Markov Decision Processes (MDPs) are a classical framework for
stochastic sequential decision problems, based on an enumerated state
space representation. More compact and structured representations have
been proposed: factorization techniques use state variables
representations, while decomposition techniques are based on a
partition of the state space into sub-regions and take advantage of
the resulting structure of the state transition graph. We use a family
of probabilistic exploration-like planning problems in order to study
the influence of the modeling structure on the MDP solution. We first
discuss the advantages and drawbacks of a graph based representation
of the state space, then present our comparisons of two decomposition
techniques, and propose to use a global approach combining both state
space factorization and decomposition techniques. On the exploration
problem instance, it is proposed to take advantage of the natural
topological structure of the navigation space, which is partitioned
into regions.
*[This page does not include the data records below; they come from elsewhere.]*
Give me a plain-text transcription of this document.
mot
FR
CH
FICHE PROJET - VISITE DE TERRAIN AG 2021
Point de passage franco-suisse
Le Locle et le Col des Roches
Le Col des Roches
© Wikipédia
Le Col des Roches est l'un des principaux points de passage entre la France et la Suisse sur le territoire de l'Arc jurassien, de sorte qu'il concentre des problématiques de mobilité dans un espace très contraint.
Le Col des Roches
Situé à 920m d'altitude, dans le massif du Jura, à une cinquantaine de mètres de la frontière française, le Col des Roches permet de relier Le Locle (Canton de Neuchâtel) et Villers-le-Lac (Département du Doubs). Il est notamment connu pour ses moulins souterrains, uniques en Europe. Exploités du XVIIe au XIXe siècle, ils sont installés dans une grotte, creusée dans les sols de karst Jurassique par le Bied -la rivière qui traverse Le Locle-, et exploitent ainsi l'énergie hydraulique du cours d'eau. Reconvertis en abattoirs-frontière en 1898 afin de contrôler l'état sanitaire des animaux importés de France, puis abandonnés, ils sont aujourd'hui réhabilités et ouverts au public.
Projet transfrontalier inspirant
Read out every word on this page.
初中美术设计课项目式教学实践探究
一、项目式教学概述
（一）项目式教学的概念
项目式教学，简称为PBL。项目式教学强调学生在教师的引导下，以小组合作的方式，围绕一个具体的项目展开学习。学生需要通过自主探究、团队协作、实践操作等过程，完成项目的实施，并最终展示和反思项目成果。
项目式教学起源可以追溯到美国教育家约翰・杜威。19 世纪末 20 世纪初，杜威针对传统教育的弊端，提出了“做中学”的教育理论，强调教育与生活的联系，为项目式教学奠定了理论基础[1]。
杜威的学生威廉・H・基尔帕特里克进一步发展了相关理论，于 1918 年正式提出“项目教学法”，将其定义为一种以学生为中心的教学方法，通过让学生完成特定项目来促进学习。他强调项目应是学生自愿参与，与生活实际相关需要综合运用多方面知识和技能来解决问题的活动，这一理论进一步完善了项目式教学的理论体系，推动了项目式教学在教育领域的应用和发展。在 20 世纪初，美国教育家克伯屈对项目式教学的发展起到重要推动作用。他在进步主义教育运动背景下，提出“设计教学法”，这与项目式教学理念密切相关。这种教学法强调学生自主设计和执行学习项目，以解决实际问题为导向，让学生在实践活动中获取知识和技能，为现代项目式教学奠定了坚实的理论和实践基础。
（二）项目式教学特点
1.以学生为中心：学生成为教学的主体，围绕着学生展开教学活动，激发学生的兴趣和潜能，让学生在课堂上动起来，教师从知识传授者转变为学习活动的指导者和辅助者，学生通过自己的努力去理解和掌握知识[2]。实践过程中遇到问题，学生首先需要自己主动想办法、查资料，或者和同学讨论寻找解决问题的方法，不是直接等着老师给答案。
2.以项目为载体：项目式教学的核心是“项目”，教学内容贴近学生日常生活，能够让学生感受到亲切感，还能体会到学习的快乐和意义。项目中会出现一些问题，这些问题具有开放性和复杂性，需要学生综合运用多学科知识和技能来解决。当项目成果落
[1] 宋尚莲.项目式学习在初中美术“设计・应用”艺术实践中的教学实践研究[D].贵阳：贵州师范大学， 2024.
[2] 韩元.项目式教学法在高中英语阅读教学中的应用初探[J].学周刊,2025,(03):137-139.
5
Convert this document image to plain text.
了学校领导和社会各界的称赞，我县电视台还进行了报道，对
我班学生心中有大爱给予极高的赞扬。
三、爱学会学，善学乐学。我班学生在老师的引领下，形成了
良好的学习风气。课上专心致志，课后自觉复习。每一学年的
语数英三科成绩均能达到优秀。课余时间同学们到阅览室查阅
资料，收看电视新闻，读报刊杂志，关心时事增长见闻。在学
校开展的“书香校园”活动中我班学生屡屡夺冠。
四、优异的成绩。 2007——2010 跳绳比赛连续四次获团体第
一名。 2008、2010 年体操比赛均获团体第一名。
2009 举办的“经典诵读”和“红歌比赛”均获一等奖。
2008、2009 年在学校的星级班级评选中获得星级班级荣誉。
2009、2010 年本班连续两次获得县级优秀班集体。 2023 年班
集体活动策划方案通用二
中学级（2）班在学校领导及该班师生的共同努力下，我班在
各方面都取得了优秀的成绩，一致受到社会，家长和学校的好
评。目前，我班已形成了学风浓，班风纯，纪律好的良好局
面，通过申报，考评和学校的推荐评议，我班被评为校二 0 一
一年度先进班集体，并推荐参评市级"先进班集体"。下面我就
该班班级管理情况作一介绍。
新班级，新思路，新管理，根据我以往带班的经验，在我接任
A number of local policies are optimized within each
region, that become the macro-actions of the global abstract MDP
resulting from the decomposition. The regions are the corresponding
macro-states in the abstract MDP. The global abstract MDP is obtained
in a factored form, combining all the initial MDP state variables and
one macro-state “region” variable standing for the different possible
macro-states corresponding to the regions. Further research is
presently conducted on efficient solution algorithms implementing the
same hybrid approach for tackling large size MDPs.